Maybe you don’t know Steve Reyes by name, but if you’ve followed pro-level drag racing to any degree during the past 40 years, you’re certainly familiar with what he can do with a camera. Steve is one of the most accomplished, prolific and honored photographers in the history in the sport. His work has historically been so much in demand that during the 1970s, he held the unofficial title of the nation’s most-published motorsports photographer of any kind. I got the opportunity to know him when we cooperated on photo essays on drag racing from the past, in all kinds of competition categories, in the pages of Hemmings Muscle Machines. I’ve also owned and enjoyed several gatherings of his work in book form. Steve is one of the very best at what he does, and I jumped at the opportunity to feature his work here.

Steve is a native of the Bay Area in California, and saw his first race when his father took to the legendary Fremont Dragstrip in 1963, at the zenith of California’s great wars in Top Fuel. He soon noticed there were no photographers to record the action. While still a youngster, Steve armed himself with a movie camera and started shooting at tracks around his home. He soon embraced still photography instead, first with a 620 Brownie and then a Kodak Instamatic fitted with a motorized film advance that was powered by a metal spring. He got his first serious camera, a 35mm Kawa, in 1965 and followed it up with a Hasselblad. By 1970, he was toting a premium Nikon F with a motor drive. Not long after, Steve moved to the drag nirvana that was Los Angeles and was going on the road. A partial list of the publications that have carried his work included Drag Racing, Drag News, Super Stock & Drag Illustrated, Cars, National Dragster, Popular Hot Rodding, various Argus Publishing titles and even Esquire, the last for shooting Reggie Jackson’s collection of muscle cars. Besides drag racing, he’s photographed IndyCar, along Sprint cars from the California Racing Association and the World of Outlaws. He is enshrined in the International Drag Racing Hall of Fame.

Steve has captured every conceivable type of incident at drag strips, but is arguably best known for his uncanny ability to capture all sorts of, um, unexpected component disassembly such as this, which is Larry Bowers scattering the clutch, flywheel and bellhousing of his Top Fuel car at Orange County International Raceway in the early 1970s.

Drama in drag racing is literally anywhere you look. The Warlock AA/Fuel Altered, guzzling copious quantities of delicious nitromethane, uncorks a tire-smoking wheelstand leaving the line at Fremont in 1967.

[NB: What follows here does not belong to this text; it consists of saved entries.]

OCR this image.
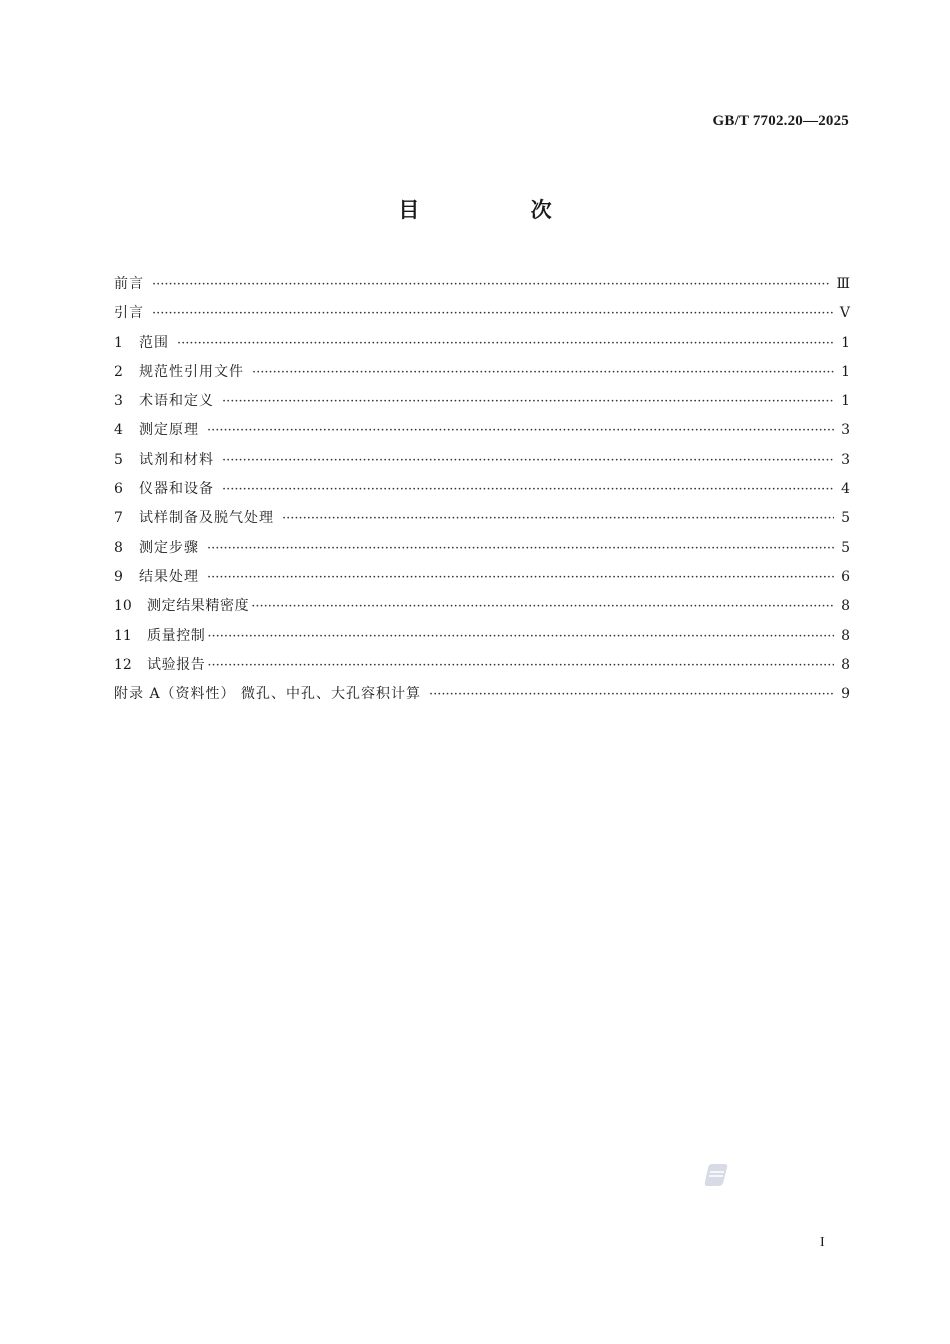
GB/T 7702.20—2025
目 次
前言 ·····	Ⅲ
引言 ·····	Ⅴ
1	范围 ·····	1
2	规范性引用文件 ·····	1
3	术语和定义 ·····	1
4	测定原理 ·····	3
5	试剂和材料 ·····	3
6	仪器和设备 ·····	4
7	试样制备及脱气处理 ·····	5
8	测定步骤 ·····	5
9	结果处理 ·····	6
10	测定结果精密度 ·····	8
11	质量控制 ·····	8
12	试验报告 ·····	8
附录 A（资料性） 微孔、中孔、大孔容积计算 ·····	9
I
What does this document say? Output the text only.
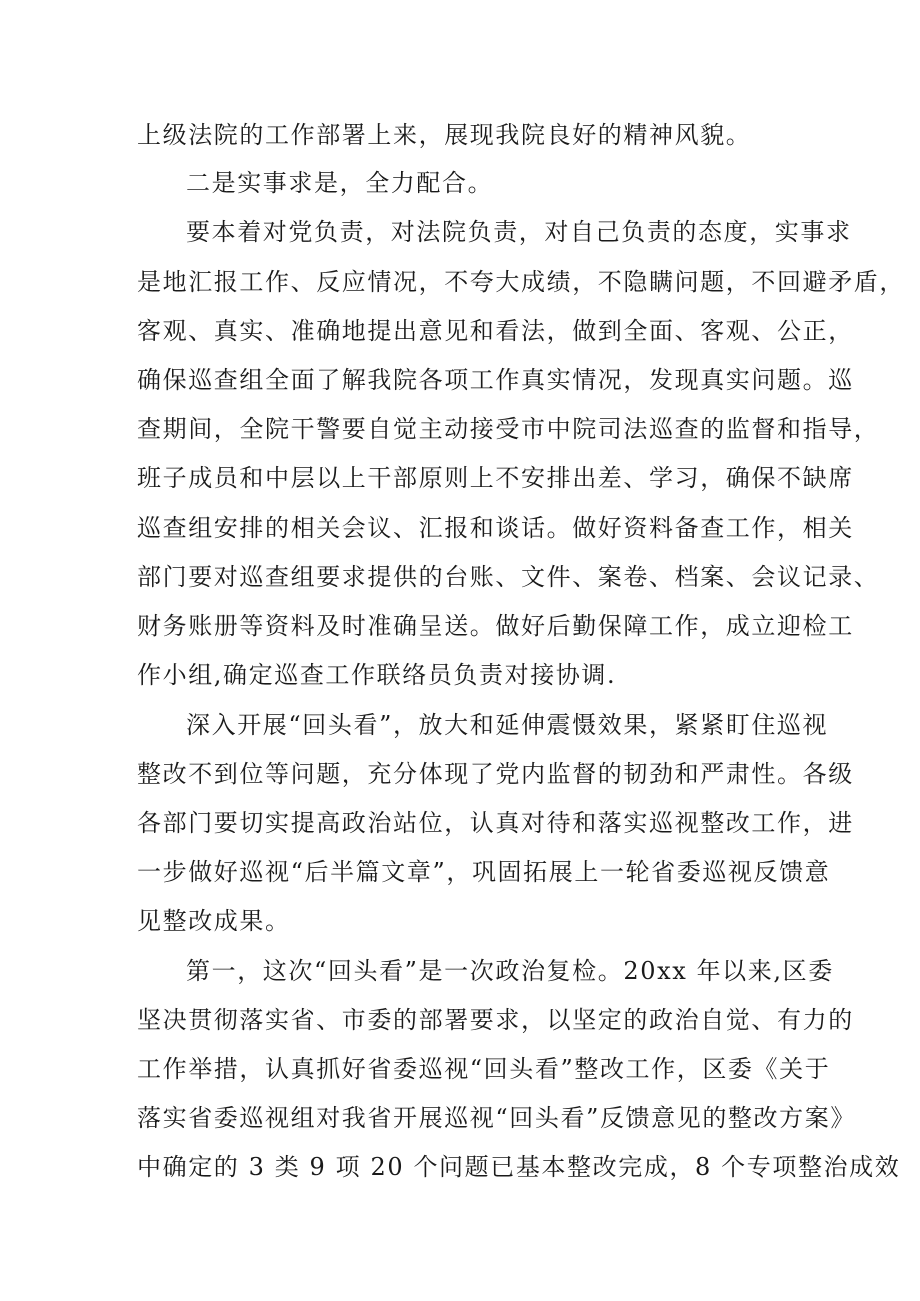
上级法院的工作部署上来，展现我院良好的精神风貌。
二是实事求是，全力配合。
要本着对党负责，对法院负责，对自己负责的态度，实事求
是地汇报工作、反应情况，不夸大成绩，不隐瞒问题，不回避矛盾，
客观、真实、准确地提出意见和看法，做到全面、客观、公正，
确保巡查组全面了解我院各项工作真实情况，发现真实问题。巡
查期间，全院干警要自觉主动接受市中院司法巡查的监督和指导，
班子成员和中层以上干部原则上不安排出差、学习，确保不缺席
巡查组安排的相关会议、汇报和谈话。做好资料备查工作，相关
部门要对巡查组要求提供的台账、文件、案卷、档案、会议记录、
财务账册等资料及时准确呈送。做好后勤保障工作，成立迎检工
作小组,确定巡查工作联络员负责对接协调.
深入开展“回头看”，放大和延伸震慑效果，紧紧盯住巡视
整改不到位等问题，充分体现了党内监督的韧劲和严肃性。各级
各部门要切实提高政治站位，认真对待和落实巡视整改工作，进
一步做好巡视“后半篇文章”，巩固拓展上一轮省委巡视反馈意
见整改成果。
第一，这次“回头看”是一次政治复检。20xx 年以来,区委
坚决贯彻落实省、市委的部署要求，以坚定的政治自觉、有力的
工作举措，认真抓好省委巡视“回头看”整改工作，区委《关于
落实省委巡视组对我省开展巡视“回头看”反馈意见的整改方案》
中确定的 3 类 9 项 20 个问题已基本整改完成，8 个专项整治成效
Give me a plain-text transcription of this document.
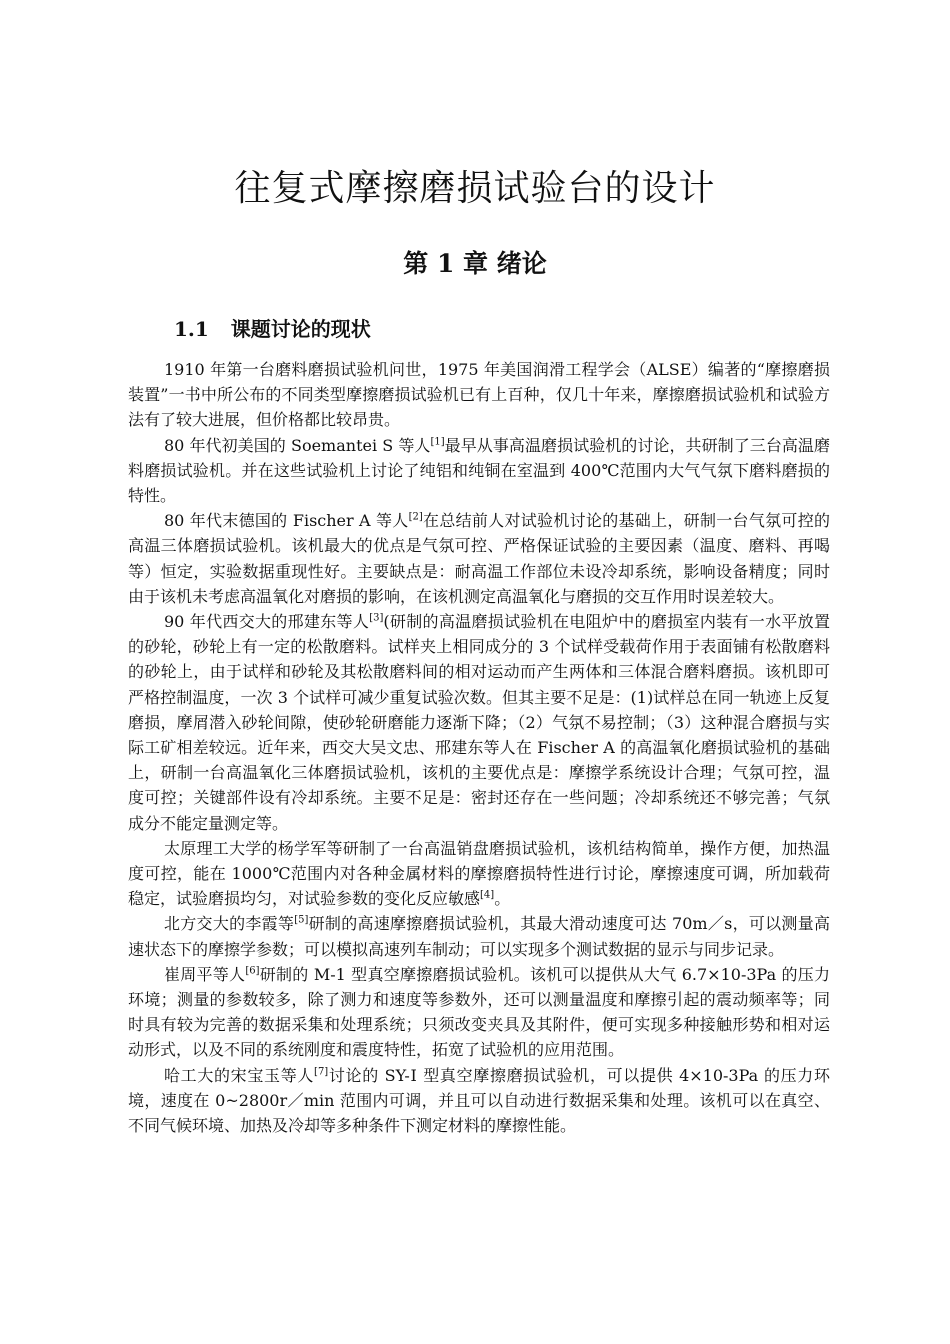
往复式摩擦磨损试验台的设计
第 1 章 绪论
1.1 课题讨论的现状

1910 年第一台磨料磨损试验机问世，1975 年美国润滑工程学会（ALSE）编著的“摩擦磨损装置”一书中所公布的不同类型摩擦磨损试验机已有上百种，仅几十年来，摩擦磨损试验机和试验方法有了较大进展，但价格都比较昂贵。

80 年代初美国的 Soemantei S 等人[1]最早从事高温磨损试验机的讨论，共研制了三台高温磨料磨损试验机。并在这些试验机上讨论了纯铝和纯铜在室温到 400℃范围内大气气氛下磨料磨损的特性。

80 年代末德国的 Fischer A 等人[2]在总结前人对试验机讨论的基础上，研制一台气氛可控的高温三体磨损试验机。该机最大的优点是气氛可控、严格保证试验的主要因素（温度、磨料、再喝等）恒定，实验数据重现性好。主要缺点是：耐高温工作部位未设冷却系统，影响设备精度；同时由于该机未考虑高温氧化对磨损的影响，在该机测定高温氧化与磨损的交互作用时误差较大。

90 年代西交大的邢建东等人[3](研制的高温磨损试验机在电阻炉中的磨损室内装有一水平放置的砂轮，砂轮上有一定的松散磨料。试样夹上相同成分的 3 个试样受载荷作用于表面铺有松散磨料的砂轮上，由于试样和砂轮及其松散磨料间的相对运动而产生两体和三体混合磨料磨损。该机即可严格控制温度，一次 3 个试样可减少重复试验次数。但其主要不足是：(1)试样总在同一轨迹上反复磨损，摩屑潜入砂轮间隙，使砂轮研磨能力逐渐下降；（2）气氛不易控制；（3）这种混合磨损与实际工矿相差较远。近年来，西交大吴文忠、邢建东等人在 Fischer A 的高温氧化磨损试验机的基础上，研制一台高温氧化三体磨损试验机，该机的主要优点是：摩擦学系统设计合理；气氛可控，温度可控；关键部件设有冷却系统。主要不足是：密封还存在一些问题；冷却系统还不够完善；气氛成分不能定量测定等。

太原理工大学的杨学军等研制了一台高温销盘磨损试验机，该机结构简单，操作方便，加热温度可控，能在 1000℃范围内对各种金属材料的摩擦磨损特性进行讨论，摩擦速度可调，所加载荷稳定，试验磨损均匀，对试验参数的变化反应敏感[4]。

北方交大的李霞等[5]研制的高速摩擦磨损试验机，其最大滑动速度可达 70m／s，可以测量高速状态下的摩擦学参数；可以模拟高速列车制动；可以实现多个测试数据的显示与同步记录。

崔周平等人[6]研制的 M-1 型真空摩擦磨损试验机。该机可以提供从大气 6.7×10-3Pa 的压力环境；测量的参数较多，除了测力和速度等参数外，还可以测量温度和摩擦引起的震动频率等；同时具有较为完善的数据采集和处理系统；只须改变夹具及其附件，便可实现多种接触形势和相对运动形式，以及不同的系统刚度和震度特性，拓宽了试验机的应用范围。

哈工大的宋宝玉等人[7]讨论的 SY-Ⅰ 型真空摩擦磨损试验机，可以提供 4×10-3Pa 的压力环境，速度在 0~2800r／min 范围内可调，并且可以自动进行数据采集和处理。该机可以在真空、不同气候环境、加热及冷却等多种条件下测定材料的摩擦性能。
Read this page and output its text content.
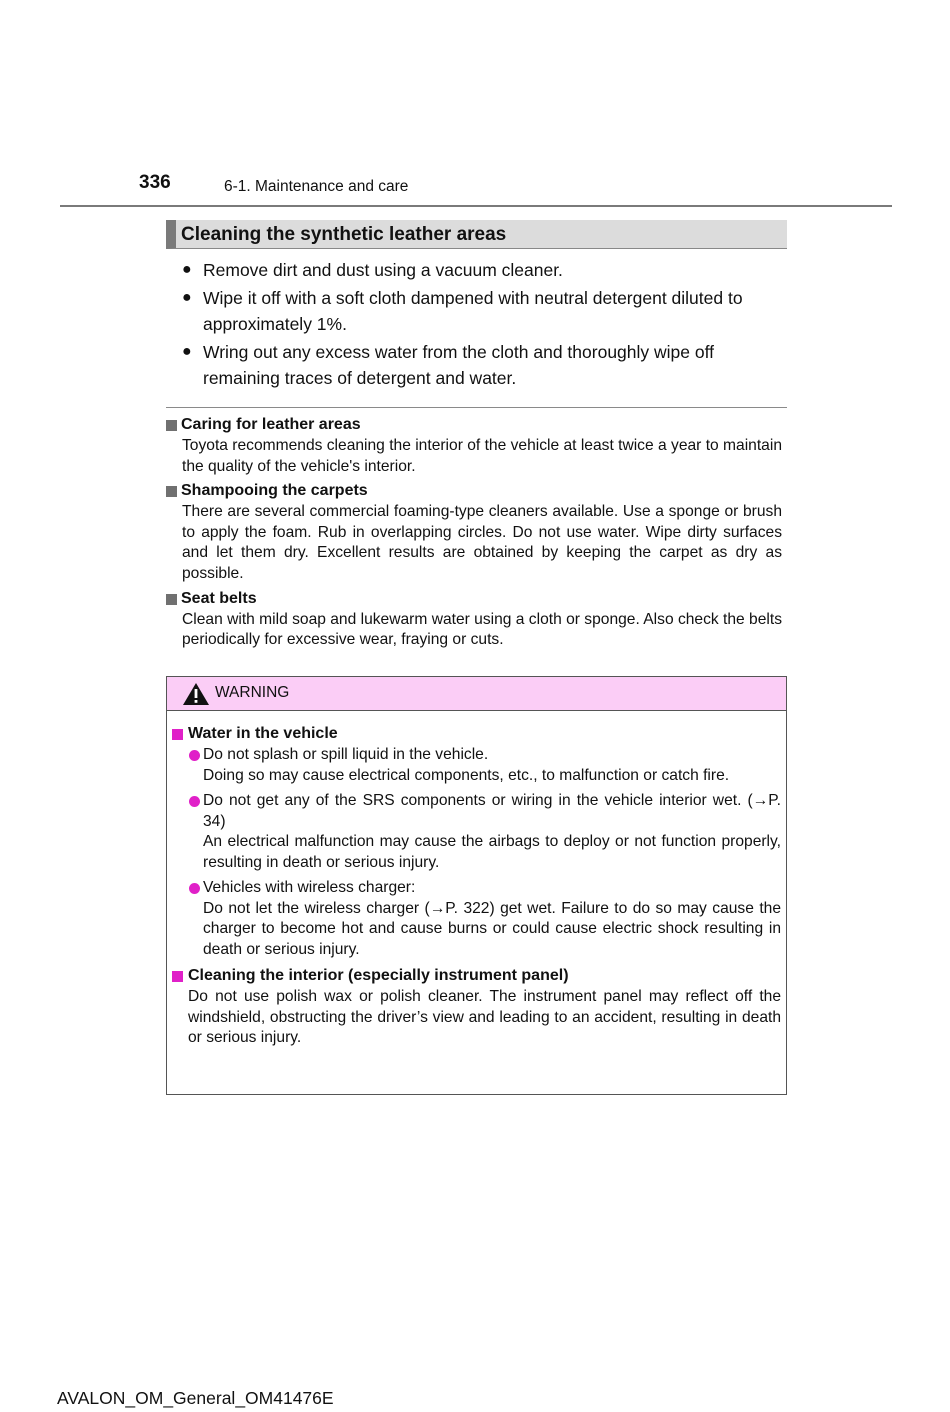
336	6-1. Maintenance and care
Cleaning the synthetic leather areas
● Remove dirt and dust using a vacuum cleaner.
● Wipe it off with a soft cloth dampened with neutral detergent diluted to approximately 1%.
● Wring out any excess water from the cloth and thoroughly wipe off remaining traces of detergent and water.
Caring for leather areas
Toyota recommends cleaning the interior of the vehicle at least twice a year to maintain the quality of the vehicle's interior.
Shampooing the carpets
There are several commercial foaming-type cleaners available. Use a sponge or brush to apply the foam. Rub in overlapping circles. Do not use water. Wipe dirty surfaces and let them dry. Excellent results are obtained by keeping the carpet as dry as possible.
Seat belts
Clean with mild soap and lukewarm water using a cloth or sponge. Also check the belts periodically for excessive wear, fraying or cuts.
WARNING
Water in the vehicle

Do not splash or spill liquid in the vehicle.

Doing so may cause electrical components, etc., to malfunction or catch fire.

Do not get any of the SRS components or wiring in the vehicle interior wet. (→P. 34)

An electrical malfunction may cause the airbags to deploy or not function properly, resulting in death or serious injury.

Vehicles with wireless charger:

Do not let the wireless charger (→P. 322) get wet. Failure to do so may cause the charger to become hot and cause burns or could cause electric shock resulting in death or serious injury.

Cleaning the interior (especially instrument panel)
Do not use polish wax or polish cleaner. The instrument panel may reflect off the windshield, obstructing the driver’s view and leading to an accident, resulting in death or serious injury.
AVALON_OM_General_OM41476E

When they talk about heated competition in this kind of racing, you’ve got to take it literally. Around 1984, during the U.S. Nationals at Indianapolis, Ron Dudley shed the bodywork of his nitro Funny Car after booming the engine.

In other forms of motorsports, there’s talk about losing an engine. Then there’s this. At Tulsa, Oklahoma, circa 1972, a big bang has tossed the whole shebang, block and all, completely clear of Bob Dumont’s digger during Top Fuel action. Steve’s compiled this sort of craziness into a series of books that CarTech Books has in its catalog. You’ll never go wrong by acquiring them.